ENCODER[SentenceTransformerEncoder<br/>Legal-BERTimbau 768d]
RERANKER[CrossEncoderReranker]
RAIL_ENC[RailwayEncoder<br/>Remote HTTP]
RAIL_RER[RailwayReranker<br/>Remote HTTP]
end
subgraph "Data Stores"
PG[(PostgreSQL 16)]
QD[(Qdrant)]
N4J[(Neo4j / Aura)]
RD[(Redis 7)]
CF[(Cloudflare R2)]
GROQ_API[(Groq API)]
end
subgraph "Observability"
STRUCTLOG[structlog<br/>JSON + trace_id]
PROM[Prometheus<br/>/metrics]
OTEL[OpenTelemetry<br/>Tracing]
end
JUCA --> API
CHATGPT --> MCP_HTTP
CLAUDE --> MCP_STDIO
MCP_STDIO --> API
MCP_HTTP --> API
API --> CORS --> METRICS_MW --> TRACKING --> RATELIMIT --> AUTH
AUTH --> ROUTES
ROUTES --> DEPS
DEPS --> RETRIEVER & DVR & ENRICHER & VERIFIER & SIMILARITY & FACTUAL
RETRIEVER --> QDRANT_STORE & NEO4J_STORE & PG_DOC & REDIS_STORE & ENCODER & RERANKER & QE
WORKFLOW_ORCH --> PROJUDI & PHASE & PG_INGEST & ARTIFACT
PG_DOC --> PG
PG_FEAT --> PG
PG_STJ --> PG
PG_INGEST --> PG
PG_MEM --> PG
QDRANT_STORE --> QD
NEO4J_STORE --> N4J
REDIS_STORE --> RD
GROQ_CLIENT --> GROQ_API
ARTIFACT --> CF
WORKER --> WORKFLOW_ORCH
TRACKING --> STRUCTLOG & PROM & OTEL

The diagram is organized in layers from top to bottom, matching the dependency rule (api/ -> core/ -> models/):

  • Consumers at the top connect to entry points. Juca uses the REST API directly. ChatGPT uses MCP over HTTP/SSE with HMAC authentication. Claude uses MCP over stdio locally.
  • Entry Points represent the four runtimes. The REST API and both MCP servers ultimately call the same core logic. The ARQ Worker handles background ingestion jobs.
  • Middleware Stack processes every HTTP request in sequence. Each middleware adds a capability: CORS headers, metrics access control, request tracing, rate limiting, and authentication.
  • API Layer contains 11 routers (one per domain), Pydantic schemas for request/response validation, and the dependency container that wires stores into core functions.
  • Core Layer holds all business logic. No module here imports from stores/ directly — they receive store instances through dependency injection via the Protocols module.
  • Store Layer provides concrete implementations for each data backend. The GroqLLMClient is here because it is an external data provider, not because it is a traditional database.
  • Embeddings are handled by either local models (SentenceTransformer, CrossEncoder) or remote Railway-hosted instances, selected by configuration.
  • Data Stores are the actual database processes (PostgreSQL, Qdrant, Neo4j, Redis) plus external APIs (Groq, Cloudflare R2).
  • Observability collects structured logs, Prometheus metrics, and OpenTelemetry traces from the middleware tracking layer.

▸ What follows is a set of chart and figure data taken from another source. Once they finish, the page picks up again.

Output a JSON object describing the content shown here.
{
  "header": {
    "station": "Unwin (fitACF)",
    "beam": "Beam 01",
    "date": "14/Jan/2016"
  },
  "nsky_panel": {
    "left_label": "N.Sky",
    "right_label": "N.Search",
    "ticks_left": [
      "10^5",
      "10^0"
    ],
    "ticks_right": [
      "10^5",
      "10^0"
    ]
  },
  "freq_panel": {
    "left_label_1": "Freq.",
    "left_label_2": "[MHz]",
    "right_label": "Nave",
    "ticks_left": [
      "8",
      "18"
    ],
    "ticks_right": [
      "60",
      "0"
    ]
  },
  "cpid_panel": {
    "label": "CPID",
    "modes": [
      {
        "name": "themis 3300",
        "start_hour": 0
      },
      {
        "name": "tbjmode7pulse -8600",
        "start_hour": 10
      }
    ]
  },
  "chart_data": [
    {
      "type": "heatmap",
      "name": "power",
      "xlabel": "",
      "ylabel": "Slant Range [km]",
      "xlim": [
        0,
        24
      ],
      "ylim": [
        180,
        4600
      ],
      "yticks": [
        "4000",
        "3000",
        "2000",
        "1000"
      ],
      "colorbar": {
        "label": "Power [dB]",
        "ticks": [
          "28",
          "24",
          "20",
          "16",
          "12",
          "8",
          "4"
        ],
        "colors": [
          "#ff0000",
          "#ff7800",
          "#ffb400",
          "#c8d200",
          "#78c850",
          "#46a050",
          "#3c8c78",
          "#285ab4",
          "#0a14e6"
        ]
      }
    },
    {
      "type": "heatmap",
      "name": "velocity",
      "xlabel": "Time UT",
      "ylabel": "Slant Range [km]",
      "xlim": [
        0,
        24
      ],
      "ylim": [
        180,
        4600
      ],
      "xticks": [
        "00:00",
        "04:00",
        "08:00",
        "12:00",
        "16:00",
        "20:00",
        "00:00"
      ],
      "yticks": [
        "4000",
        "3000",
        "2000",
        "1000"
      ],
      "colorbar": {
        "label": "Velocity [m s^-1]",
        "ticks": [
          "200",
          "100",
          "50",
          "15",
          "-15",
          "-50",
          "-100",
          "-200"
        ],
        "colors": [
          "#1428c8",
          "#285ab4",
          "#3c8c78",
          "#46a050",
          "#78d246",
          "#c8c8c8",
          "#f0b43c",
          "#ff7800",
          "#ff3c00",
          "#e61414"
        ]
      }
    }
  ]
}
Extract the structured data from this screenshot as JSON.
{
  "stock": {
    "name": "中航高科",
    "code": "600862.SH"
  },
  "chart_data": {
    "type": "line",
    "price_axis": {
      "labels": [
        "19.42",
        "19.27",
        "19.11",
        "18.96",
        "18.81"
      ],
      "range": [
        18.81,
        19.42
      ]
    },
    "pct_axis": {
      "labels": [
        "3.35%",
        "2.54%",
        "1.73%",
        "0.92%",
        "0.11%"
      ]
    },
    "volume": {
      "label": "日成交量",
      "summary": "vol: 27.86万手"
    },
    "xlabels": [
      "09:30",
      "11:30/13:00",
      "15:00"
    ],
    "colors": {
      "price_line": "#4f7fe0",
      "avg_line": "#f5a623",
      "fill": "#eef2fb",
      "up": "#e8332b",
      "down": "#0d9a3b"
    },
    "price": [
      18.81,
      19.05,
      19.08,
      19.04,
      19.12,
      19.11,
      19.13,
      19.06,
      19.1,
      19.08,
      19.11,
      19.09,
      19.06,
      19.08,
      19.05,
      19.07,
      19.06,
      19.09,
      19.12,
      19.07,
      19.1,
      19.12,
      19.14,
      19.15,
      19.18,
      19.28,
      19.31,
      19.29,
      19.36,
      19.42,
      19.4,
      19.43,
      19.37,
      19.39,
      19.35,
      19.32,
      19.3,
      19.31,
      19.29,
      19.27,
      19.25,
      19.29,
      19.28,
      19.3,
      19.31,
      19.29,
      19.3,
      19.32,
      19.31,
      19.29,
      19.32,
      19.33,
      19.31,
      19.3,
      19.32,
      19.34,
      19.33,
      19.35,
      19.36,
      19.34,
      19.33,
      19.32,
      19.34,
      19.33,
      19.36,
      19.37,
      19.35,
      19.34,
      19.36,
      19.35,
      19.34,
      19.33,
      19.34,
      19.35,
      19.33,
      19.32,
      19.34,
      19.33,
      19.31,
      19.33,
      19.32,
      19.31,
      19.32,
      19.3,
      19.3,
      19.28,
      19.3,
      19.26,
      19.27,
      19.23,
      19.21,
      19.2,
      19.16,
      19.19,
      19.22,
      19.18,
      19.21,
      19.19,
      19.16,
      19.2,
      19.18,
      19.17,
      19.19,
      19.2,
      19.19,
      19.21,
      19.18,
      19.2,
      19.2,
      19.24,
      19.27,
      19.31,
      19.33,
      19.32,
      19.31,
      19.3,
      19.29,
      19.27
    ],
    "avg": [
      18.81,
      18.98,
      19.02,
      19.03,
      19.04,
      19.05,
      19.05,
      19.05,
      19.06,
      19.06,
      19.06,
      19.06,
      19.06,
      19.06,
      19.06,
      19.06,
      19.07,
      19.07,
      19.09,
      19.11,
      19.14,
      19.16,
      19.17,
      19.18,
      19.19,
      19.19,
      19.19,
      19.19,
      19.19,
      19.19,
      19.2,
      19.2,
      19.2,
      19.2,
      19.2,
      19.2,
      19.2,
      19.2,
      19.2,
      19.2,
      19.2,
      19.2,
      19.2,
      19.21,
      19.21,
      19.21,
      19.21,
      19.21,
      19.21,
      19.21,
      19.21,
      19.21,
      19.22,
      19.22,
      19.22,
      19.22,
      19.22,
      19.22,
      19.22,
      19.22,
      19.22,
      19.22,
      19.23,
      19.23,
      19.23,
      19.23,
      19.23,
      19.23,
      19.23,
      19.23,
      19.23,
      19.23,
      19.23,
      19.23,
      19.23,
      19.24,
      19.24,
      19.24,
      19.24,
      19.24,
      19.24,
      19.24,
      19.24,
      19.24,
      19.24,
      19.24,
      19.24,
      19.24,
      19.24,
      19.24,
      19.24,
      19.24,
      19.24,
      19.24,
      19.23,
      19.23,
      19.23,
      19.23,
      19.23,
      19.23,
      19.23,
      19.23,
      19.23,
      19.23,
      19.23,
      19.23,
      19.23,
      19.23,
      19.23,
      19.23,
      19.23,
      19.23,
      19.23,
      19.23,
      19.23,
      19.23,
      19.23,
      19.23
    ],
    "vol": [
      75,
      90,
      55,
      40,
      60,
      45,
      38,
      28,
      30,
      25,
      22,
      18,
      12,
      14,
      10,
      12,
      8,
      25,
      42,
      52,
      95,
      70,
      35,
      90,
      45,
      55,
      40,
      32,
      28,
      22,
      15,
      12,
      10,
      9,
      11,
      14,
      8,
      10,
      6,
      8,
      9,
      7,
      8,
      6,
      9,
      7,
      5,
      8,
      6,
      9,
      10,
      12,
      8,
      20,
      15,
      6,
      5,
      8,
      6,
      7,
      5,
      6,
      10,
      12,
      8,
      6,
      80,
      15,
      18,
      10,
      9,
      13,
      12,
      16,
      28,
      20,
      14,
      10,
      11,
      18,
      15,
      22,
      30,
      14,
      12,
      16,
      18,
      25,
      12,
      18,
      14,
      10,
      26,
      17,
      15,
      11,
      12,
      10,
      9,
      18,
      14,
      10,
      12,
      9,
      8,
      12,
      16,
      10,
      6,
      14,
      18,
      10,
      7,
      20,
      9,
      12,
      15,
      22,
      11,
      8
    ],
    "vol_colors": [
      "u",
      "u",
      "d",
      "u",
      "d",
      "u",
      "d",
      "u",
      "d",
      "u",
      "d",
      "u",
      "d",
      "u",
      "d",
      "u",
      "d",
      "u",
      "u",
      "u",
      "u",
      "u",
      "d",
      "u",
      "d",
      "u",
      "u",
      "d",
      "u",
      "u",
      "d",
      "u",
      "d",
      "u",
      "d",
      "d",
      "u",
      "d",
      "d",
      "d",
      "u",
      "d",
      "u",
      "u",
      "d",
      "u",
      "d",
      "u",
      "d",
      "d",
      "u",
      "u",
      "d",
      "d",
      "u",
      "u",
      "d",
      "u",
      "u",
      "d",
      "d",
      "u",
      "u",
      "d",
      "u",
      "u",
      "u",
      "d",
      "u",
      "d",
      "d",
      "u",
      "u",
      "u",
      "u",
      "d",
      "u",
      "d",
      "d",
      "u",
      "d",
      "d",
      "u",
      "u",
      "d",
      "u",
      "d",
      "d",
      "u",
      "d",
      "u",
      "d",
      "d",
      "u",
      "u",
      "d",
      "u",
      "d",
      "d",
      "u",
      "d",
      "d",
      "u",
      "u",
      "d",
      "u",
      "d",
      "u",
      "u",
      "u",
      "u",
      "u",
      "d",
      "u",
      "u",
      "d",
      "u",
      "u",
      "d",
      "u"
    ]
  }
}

The hybrid search pipeline is Valter’s most complex data flow. It combines three search strategies (BM25 keyword search, semantic vector search, and knowledge graph boosting) into a single ranked result set.

flowchart LR
Q[Query] --> CACHE{Cache?}
CACHE -->|hit| RESULT
CACHE -->|miss| QE[Query Expansion<br/>Groq LLM]
QE --> ENCODE[Encode<br/>Legal-BERTimbau]
ENCODE --> PAR{Parallel}
PAR --> BM25[BM25<br/>rank-bm25]
PAR --> SEM[Semantic<br/>Qdrant cosine]
BM25 --> MERGE[Merge<br/>Weighted / RRF]
SEM --> MERGE
MERGE --> FETCH[Fetch Docs<br/>PostgreSQL]
FETCH --> FILTER[Filters<br/>ministro, data, tipo]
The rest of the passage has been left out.